Given an required sample size of 500 for an estimated prevalence of 25% with precision of ±2%, and an average number of 1500 patients seen in a typical week, a one in three sample of patients in each centre was chosen for study. Every third eligible patient was selected, using a systematic sampling procedure, for interview by trained medical students, after informed consent. Of a total of 1670 eligible patients, 539 were sampled, among whom 488 (91%) participated and completed the interview. There were no statistically significant differences in demographic and clinical characteristics in participating and non-participating patients. The study was approved by the Ethics Committee of Singapore Health Services Polyclinics of the Ministry of Health.

Questionnaire
The interviewer-administered questionnaire was used to determine CAM use; a glossary of terms was used to identify and classify the type of CAM. A patient was considered to be a CAM user only if he/she used it in the past 12 months specifically for any one or more of the chronic diseases that he/she had.
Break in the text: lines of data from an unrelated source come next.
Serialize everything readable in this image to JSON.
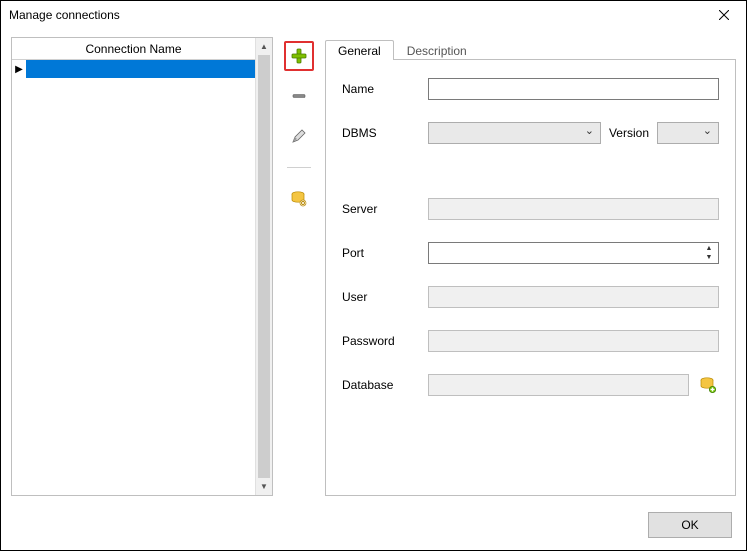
{
  "window": {
    "title": "Manage connections"
  },
  "list": {
    "header": "Connection Name",
    "selected_value": ""
  },
  "tabs": {
    "general": "General",
    "description": "Description"
  },
  "form": {
    "name_label": "Name",
    "name_value": "",
    "dbms_label": "DBMS",
    "dbms_value": "",
    "version_label": "Version",
    "version_value": "",
    "server_label": "Server",
    "server_value": "",
    "port_label": "Port",
    "port_value": "",
    "user_label": "User",
    "user_value": "",
    "password_label": "Password",
    "password_value": "",
    "database_label": "Database",
    "database_value": ""
  },
  "buttons": {
    "ok": "OK"
  },
  "icons": {
    "add": "plus-icon",
    "remove": "minus-icon",
    "edit": "pencil-icon",
    "link": "database-link-icon",
    "db_add": "database-add-icon"
  }
}
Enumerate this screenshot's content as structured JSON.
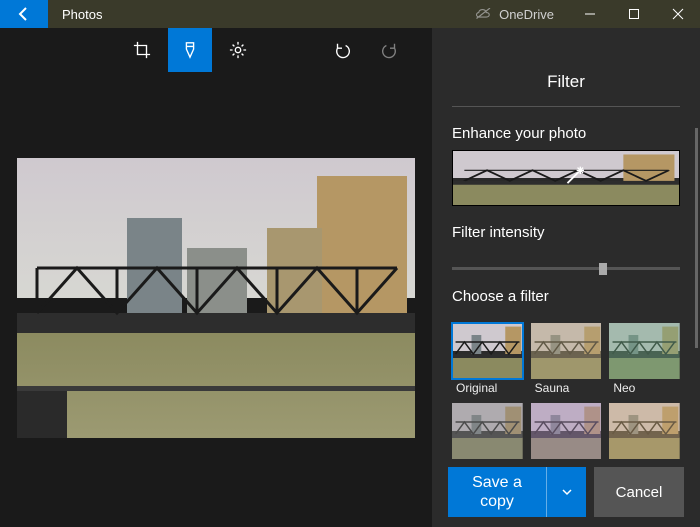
{
  "titlebar": {
    "app_title": "Photos",
    "onedrive_label": "OneDrive"
  },
  "toolbar": {
    "crop": "crop",
    "brush": "brush",
    "adjust": "adjust",
    "undo": "undo",
    "redo": "redo"
  },
  "sidebar": {
    "title": "Filter",
    "enhance_label": "Enhance your photo",
    "intensity_label": "Filter intensity",
    "choose_label": "Choose a filter",
    "filters": [
      {
        "name": "Original",
        "selected": true,
        "tint": "none"
      },
      {
        "name": "Sauna",
        "selected": false,
        "tint": "#b7a77d"
      },
      {
        "name": "Neo",
        "selected": false,
        "tint": "#6fa986"
      },
      {
        "name": "",
        "selected": false,
        "tint": "#888888"
      },
      {
        "name": "",
        "selected": false,
        "tint": "#a98bb5"
      },
      {
        "name": "",
        "selected": false,
        "tint": "#c9a877"
      }
    ]
  },
  "actions": {
    "save_label": "Save a copy",
    "cancel_label": "Cancel"
  },
  "colors": {
    "accent": "#0078d7",
    "panel": "#2b2b2b",
    "bg": "#1a1a1a"
  }
}
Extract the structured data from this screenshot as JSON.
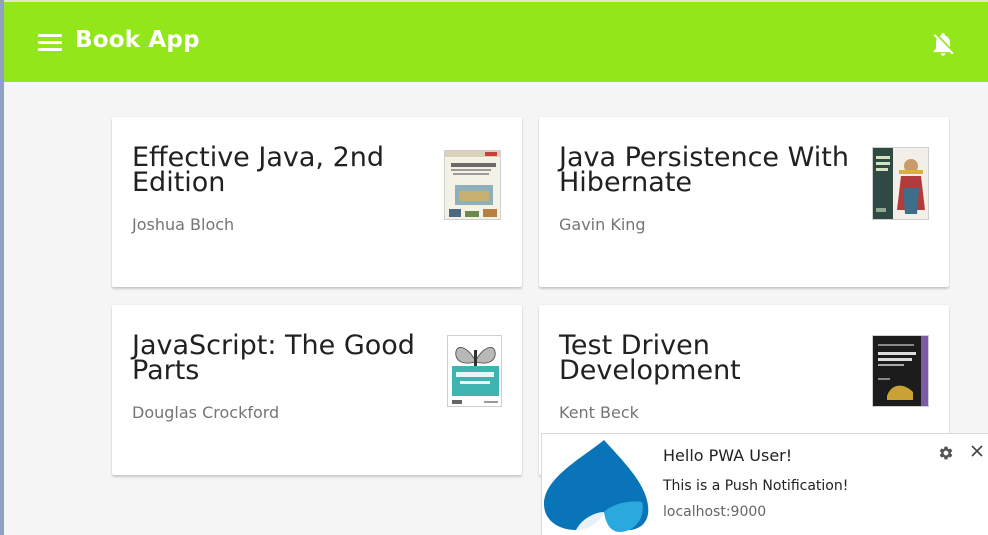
{
  "app": {
    "title": "Book App",
    "brand_color": "#93e619"
  },
  "header": {
    "menu_icon": "menu-icon",
    "notification_icon": "notifications-off-icon"
  },
  "books": [
    {
      "title": "Effective Java, 2nd Edition",
      "author": "Joshua Bloch"
    },
    {
      "title": "Java Persistence With Hibernate",
      "author": "Gavin King"
    },
    {
      "title": "JavaScript: The Good Parts",
      "author": "Douglas Crockford"
    },
    {
      "title": "Test Driven Development",
      "author": "Kent Beck"
    }
  ],
  "notification": {
    "title": "Hello PWA User!",
    "body": "This is a Push Notification!",
    "origin": "localhost:9000",
    "settings_icon": "gear-icon",
    "close_icon": "close-icon"
  }
}
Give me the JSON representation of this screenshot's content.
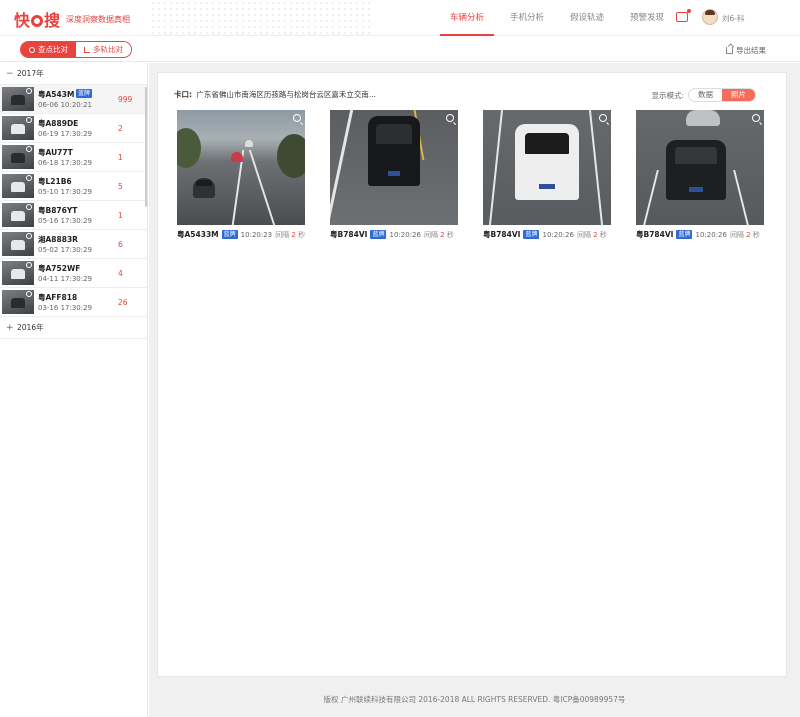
{
  "header": {
    "logo_text": "快搜",
    "logo_sub": "深度洞察数据真相",
    "nav": [
      {
        "label": "车辆分析",
        "active": true
      },
      {
        "label": "手机分析",
        "active": false
      },
      {
        "label": "假设轨迹",
        "active": false
      },
      {
        "label": "预警发现",
        "active": false
      }
    ],
    "user_name": "刘6-科"
  },
  "toolbar": {
    "segments": [
      {
        "label": "查点比对",
        "active": true
      },
      {
        "label": "多轨比对",
        "active": false
      }
    ],
    "export_label": "导出结果"
  },
  "sidebar": {
    "years": [
      {
        "label": "2017年",
        "sign": "−"
      },
      {
        "label": "2016年",
        "sign": "+"
      }
    ],
    "records": [
      {
        "plate": "粤A543M",
        "tag": "蓝牌",
        "time": "06-06 10:20:21",
        "count": "999",
        "active": true
      },
      {
        "plate": "粤A889DE",
        "tag": "",
        "time": "06-19 17:30:29",
        "count": "2",
        "active": false
      },
      {
        "plate": "粤AU77T",
        "tag": "",
        "time": "06-18 17:30:29",
        "count": "1",
        "active": false
      },
      {
        "plate": "粤L21B6",
        "tag": "",
        "time": "05-10 17:30:29",
        "count": "5",
        "active": false
      },
      {
        "plate": "粤B876YT",
        "tag": "",
        "time": "05-16 17:30:29",
        "count": "1",
        "active": false
      },
      {
        "plate": "湘A8883R",
        "tag": "",
        "time": "05-02 17:30:29",
        "count": "6",
        "active": false
      },
      {
        "plate": "粤A752WF",
        "tag": "",
        "time": "04-11 17:30:29",
        "count": "4",
        "active": false
      },
      {
        "plate": "粤AFF818",
        "tag": "",
        "time": "03-16 17:30:29",
        "count": "26",
        "active": false
      }
    ]
  },
  "main": {
    "checkpoint_label": "卡口:",
    "checkpoint_value": "广东省佛山市南海区历孩路与松岗台云区嘉禾立交南...",
    "mode_label": "显示模式:",
    "mode_options": [
      {
        "label": "数据",
        "active": false
      },
      {
        "label": "照片",
        "active": true
      }
    ],
    "cards": [
      {
        "plate": "粤A5433M",
        "tag": "蓝牌",
        "time": "10:20:23",
        "interval_label": "间隔",
        "interval_value": "2",
        "interval_unit": "秒"
      },
      {
        "plate": "粤B784VI",
        "tag": "蓝牌",
        "time": "10:20:26",
        "interval_label": "间隔",
        "interval_value": "2",
        "interval_unit": "秒"
      },
      {
        "plate": "粤B784VI",
        "tag": "蓝牌",
        "time": "10:20:26",
        "interval_label": "间隔",
        "interval_value": "2",
        "interval_unit": "秒"
      },
      {
        "plate": "粤B784VI",
        "tag": "蓝牌",
        "time": "10:20:26",
        "interval_label": "间隔",
        "interval_value": "2",
        "interval_unit": "秒"
      }
    ]
  },
  "footer": {
    "text": "版权 广州联续科技有限公司 2016-2018 ALL RIGHTS RESERVED. 粤ICP备00989957号"
  },
  "colors": {
    "accent": "#e8433f",
    "tag_blue": "#2f6bd8",
    "background": "#f0f0f0"
  }
}
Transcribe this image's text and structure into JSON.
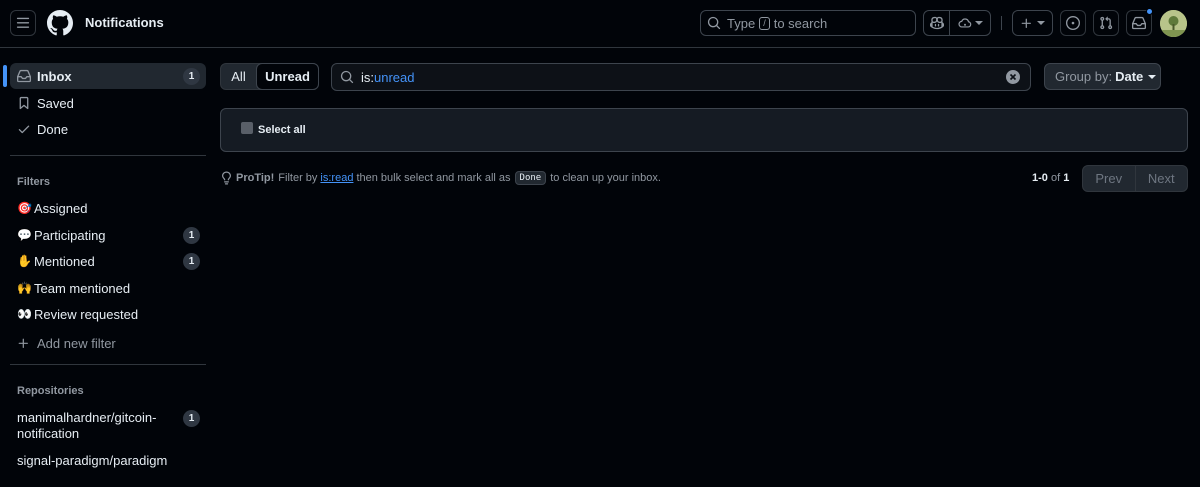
{
  "header": {
    "context_title": "Notifications",
    "search": {
      "prefix": "Type",
      "key": "/",
      "suffix": "to search"
    },
    "icons": [
      "menu-icon",
      "github-logo",
      "search-icon",
      "copilot-icon",
      "copilot-dropdown-icon",
      "plus-icon",
      "issue-icon",
      "pull-request-icon",
      "inbox-icon"
    ]
  },
  "sidebar": {
    "nav": [
      {
        "label": "Inbox",
        "count": "1",
        "icon": "inbox-icon"
      },
      {
        "label": "Saved",
        "icon": "bookmark-icon"
      },
      {
        "label": "Done",
        "icon": "check-icon"
      }
    ],
    "filters_heading": "Filters",
    "filters": [
      {
        "emoji": "🎯",
        "label": "Assigned"
      },
      {
        "emoji": "💬",
        "label": "Participating",
        "count": "1"
      },
      {
        "emoji": "✋",
        "label": "Mentioned",
        "count": "1"
      },
      {
        "emoji": "🙌",
        "label": "Team mentioned"
      },
      {
        "emoji": "👀",
        "label": "Review requested"
      }
    ],
    "add_filter": "Add new filter",
    "repositories_heading": "Repositories",
    "repositories": [
      {
        "line1": "manimalhardner/gitcoin-",
        "line2": "notification",
        "count": "1"
      },
      {
        "line1": "signal-paradigm/paradigm"
      }
    ]
  },
  "main": {
    "segments": {
      "all": "All",
      "unread": "Unread",
      "selected": "Unread"
    },
    "query": {
      "key": "is:",
      "value": "unread"
    },
    "group_by": {
      "label": "Group by:",
      "value": "Date"
    },
    "select_all": "Select all",
    "protip": {
      "lead": "ProTip!",
      "t1": "Filter by",
      "link": "is:read",
      "t2": "then bulk select and mark all as",
      "code": "Done",
      "t3": "to clean up your inbox."
    },
    "pagination": {
      "range": "1-0",
      "of": "of",
      "total": "1",
      "prev": "Prev",
      "next": "Next"
    }
  },
  "colors": {
    "accent": "#4493f8",
    "background": "#010409",
    "border": "#30363d"
  }
}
In particular, diet therapy was defined as ‘any specific food, extracts, supplements taken for the purpose of treating the disease of interest’, excluding those prescribed by Western doctors or taken for preventive measures, such as vitamin supplements. The questionnaire was translated into Chinese, Malay and Tamil, and piloted at both centres on 30 patients, following which a number of questions were rephrased for ease of understanding and to eliminate ambiguities, and a few questions were removed or added. Data on non-responders and prevalence were used to estimate the required final sample size. The length of the interview averaged 20 min.

Clinical information included the number and duration of chronic diseases, number of hospitalization(s) in the past year for problems related to their condition, and the presence of polypharmacy (defined as >4 medicines taken for a minimum period of 3 months in the past year).

A single-item question on self-reported health status ("In general, would you say that your health is ‘very poor’, ‘poor’, ‘fair’, ‘good’ or ‘excellent’"?) was used to assess the health impact of chronic diseases and illness severity. The question has been shown in many studies to have high predictive validity and was an item included in the well-known SF-36 Health Survey scale.25

Mental well-being was assessed using the Centre for Epidemiological Research Survey questionnaire with eight items for depressive symptoms (CES-D8).26

The patient's satisfaction with care was evaluated by a questionnaire scale with a total of 12 items that comprised six items on a dimension of ‘clinic service and care’ (care overall, general environment, waiting time, information and advice, cost of treatment, and perceived benefits from treatment; 1 = very satisfied, 2 = satisfied, 3 = dissatisfied, 4 = very dissatisfied) and another six items on a dimension of ‘doctor satisfaction’ related to the quality of doctor–patient interaction (amount of time with doctor, openness to questions, personalized view of patient, competency, ease and confidence with doctor, faith and trust in doctor; 1 = strongly agree, 2 = agree, 3 = disagree, 4 = strongly disagree). Factor analysis supports the validity of the scale (see Appendix); Cronbach's alpha coefficients for inter-item reliability for the ‘doctor satisfaction’ and the ‘clinic service and care satisfaction’ scales were 0.79 and 0.80, respectively. The summary scores for the two subscales were derived from the mean scores of the component items.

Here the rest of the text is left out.